L'Office national de l'énergie (ONÉ) entreprend demain les audiences publiques sur le projet de renversement de l'oléoduc de la compagnie Enbridge entre l'Ontario et le Québec. Bien qu'il s'agisse d'un pipeline existant (le 9b), le projet suscite des inquiétudes parce que la capacité de l'ouvrage sera augmentée - de 240 000 barils par jour à 300 000 barils par jour. De plus, le pétrole qui sera transporté à Montréal viendra en bonne partie des sables bitumineux albertains.

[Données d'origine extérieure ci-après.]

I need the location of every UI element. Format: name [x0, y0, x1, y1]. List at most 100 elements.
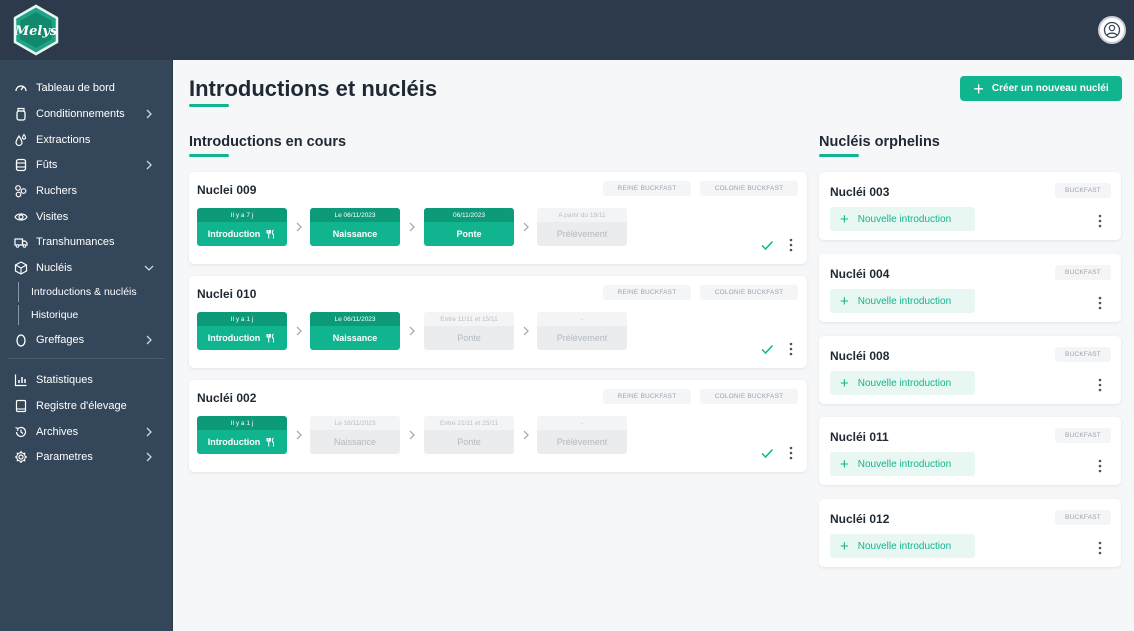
more-options-icon[interactable]	[1098, 296, 1102, 310]
step-date: Entre 11/11 et 15/11	[424, 312, 514, 326]
more-options-icon[interactable]	[1098, 378, 1102, 392]
more-options-icon[interactable]	[789, 342, 793, 356]
sidebar-item-label: Tableau de bord	[36, 82, 115, 94]
timeline-step[interactable]: - Prélèvement	[537, 312, 627, 350]
sidebar-item-nucleis[interactable]: Nucléis	[0, 256, 173, 280]
more-options-icon[interactable]	[1098, 214, 1102, 228]
create-nuclei-label: Créer un nouveau nucléi	[991, 83, 1109, 94]
chevron-right-icon	[409, 222, 415, 232]
colony-tag: COLONIE BUCKFAST	[700, 181, 798, 196]
sidebar-subitem-introductions-nucleis[interactable]: Introductions & nucléis	[18, 282, 173, 302]
timeline-step[interactable]: A partir du 18/11 Prélèvement	[537, 208, 627, 246]
queen-tag: REINE BUCKFAST	[603, 389, 691, 404]
fork-knife-icon	[266, 229, 275, 239]
create-nuclei-button[interactable]: + Créer un nouveau nucléi	[960, 76, 1122, 101]
timeline-step[interactable]: - Prélèvement	[537, 416, 627, 454]
card-title: Nucléi 008	[830, 349, 890, 363]
check-icon[interactable]	[760, 446, 774, 460]
step-date: -	[537, 416, 627, 430]
new-introduction-button[interactable]: + Nouvelle introduction	[830, 534, 975, 558]
sidebar-item-futs[interactable]: Fûts	[0, 153, 173, 177]
top-bar: Melys	[0, 0, 1134, 60]
chevron-down-icon	[144, 265, 154, 271]
step-label: Prélèvement	[556, 437, 608, 447]
timeline-step[interactable]: Il y a 1 j Introduction	[197, 312, 287, 350]
timeline-step[interactable]: Il y a 7 j Introduction	[197, 208, 287, 246]
timeline-step[interactable]: 06/11/2023 Ponte	[424, 208, 514, 246]
section-title-orphans: Nucléis orphelins	[819, 134, 940, 150]
drops-icon	[14, 133, 28, 147]
timeline-step[interactable]: Le 16/11/2023 Naissance	[310, 416, 400, 454]
introduction-card[interactable]: Nucléi 002 REINE BUCKFAST COLONIE BUCKFAST…	[189, 380, 807, 472]
timeline-step[interactable]: Entre 11/11 et 15/11 Ponte	[424, 312, 514, 350]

On ne craint donc pas seulement d'éventuels déversements, mais aussi le développement accéléré des réserves de l'Ouest et l'augmentation des émissions de gaz à effet de serre produites par les deux raffineries du Québec. L'identité du promoteur, Enbridge, n'est pas de nature à rassurer, compte tenu de la fuite catastrophique survenue à l'un de ses oléoducs il y a trois ans, dans la rivière Kalamazoo, au Michigan.

L'envergure et la rigueur de l'examen que fera l'ONÉ du projet seront déterminants pour son acceptabilité sociale. Nous avons quelques appréhensions à cet égard.

Des changements apportés l'an dernier à la Loi sur l'Office national de l'énergie l'invitent à limiter le nombre de groupes et personnes participant aux audiences publiques. Désormais, seuls peuvent être entendus ceux qui sont «directement touchés» par un projet et ceux qui possèdent «des renseignements pertinents ou une expertise appropriée». D'aucuns croient que cette nouvelle règle circonscrira indument la participation publique.

Dans le cas des audiences sur le renversement de l'oléoduc 9b, 177 individus et groupes ont demandé à être entendus. L'ONÉ en a admis 158, tandis que 11 ont été limités à une présentation écrite. Huit personnes ont été écartées parce que rien n'indiquait qu'elles seraient affectées par le projet. L'Office a donc laissé grandes ouvertes les portes des audiences, et c'est tant mieux. Néanmoins, les critères employés ne sont pas très clairs. On se demande, par exemple, en vertu de quel raisonnement l'organisation écologiste Sierra Club du Canada a été limitée à un mémoire écrit tandis qu'une autre, Équiterre, a été admise comme participante à part entière.

Un fait plus inquiétant : l'ONÉ a donné une interprétation étroite de son mandat dans ce dossier. L'organisme fédéral fait remarquer qu'il «ne réglemente pas de questions en rapport avec des sujets comme les changements climatiques ou la mise en valeur des sables bitumineux.» Pourquoi donc, puisqu'il affirme du même souffle vouloir évaluer «les effets environnementaux cumulatifs éventuels» que la réalisation du projet pourrait causer?

Surtout, ces deux questions sont au coeur des préoccupations de nombreux Canadiens à l'égard du renversement de cet oléoduc. En les excluant de son champ d'examen, l'ONÉ sape la crédibilité de ses conclusions auprès de cette partie de la population. Il n'est pas trop tard ; les commissaires doivent se raviser.